By Shawn Regan
---- — HAVERHILL — Six Haverhill police officers were among thousands of law enforcement officials who converged on Boston in the aftermath of the marathon bombings and the manhunt for suspects.
Lt. Anthony Haugh, ranking officer in the city’s North Eastern Massachusetts Law Enforcement Council contingent, commonly known as NEMLEC, said members of his team were dispatched to the scene April 15, just hours after two bombs rocked Boylston Street near the finish line of the 117th Boston Marathon, killing three people and injuring more than 200 others.
“What struck me was how eerie it was to see Boston deserted and so quiet in the middle of the day,” Haugh said, referring to the days after the terrorist attack during which Boston was locked down while police probed the incident and searched for those responsible. “There were no buses or taxis and barely any cars in the street, especially after people were asked to stay inside. There weren’t even any planes in the sky.”
Joining Haugh were Haverhill detectives Stephen Doherty, Andrea Fogarty, William O’Connell, Sean Scharneck and Thomas Howell, and Officer William Mears.

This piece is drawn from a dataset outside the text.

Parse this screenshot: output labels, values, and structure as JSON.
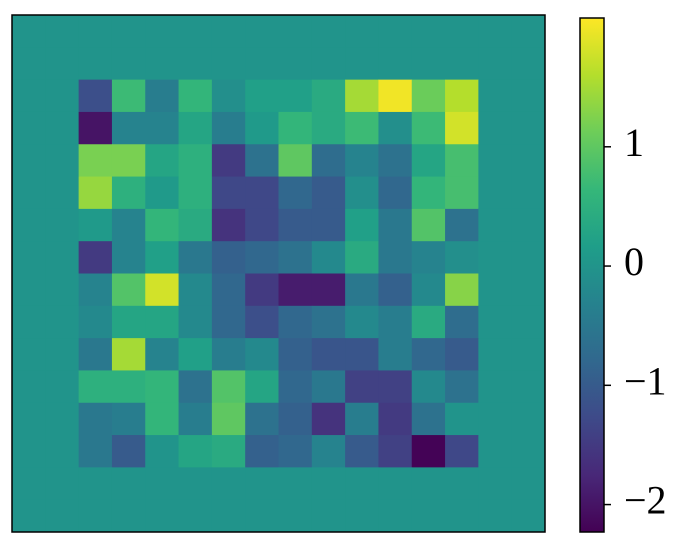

Haugh said the Haverhill officers were mainly assigned to “high-visibility” patrols in and around Boston’s financial district. Some of them were sent to Watertown on Friday to help with the manhunt for one of the two bombing suspects, after his older brother was killed in a shootout with police.
Haugh said the Haverhill officers worked 12-hour shifts from 6 a.m. to 6 p.m. in the days following the bombing, until the second alleged terrorist was captured in Watertown.
Police Chief Alan DeNaro said his Haverhill department has been a member of NEMLEC, an organization of 53 local police departments and sheriffs agencies in Essex and Middlesex counties, for about 12 years. The chief said the regional group has responded to Haverhill in the past to help search for missing people and once to help local and state police search for a murder suspect.
“If we have to close off a large area of the city, that’s were NEMLEC is most valuable,” DeNaro said. “They can send 200 police officers at a moment’s notice if we need them.”
The Haverhill officers joined officers from Methuen, Lawrence, Andover and North Andover in responding to the Boston crisis.
The Lawrence Police Department, for instance, sent its 14-member SWAT team, along with 10 detectives and special operations officers. That department also sent an armored vehicle to assist with the investigation.
Methuen sent 10 officers through NEMLEC. Its officers did door-to-door searches in Watertown. North Andover sent three officers and an explosive-sniffing dog. Andover also sent several officers.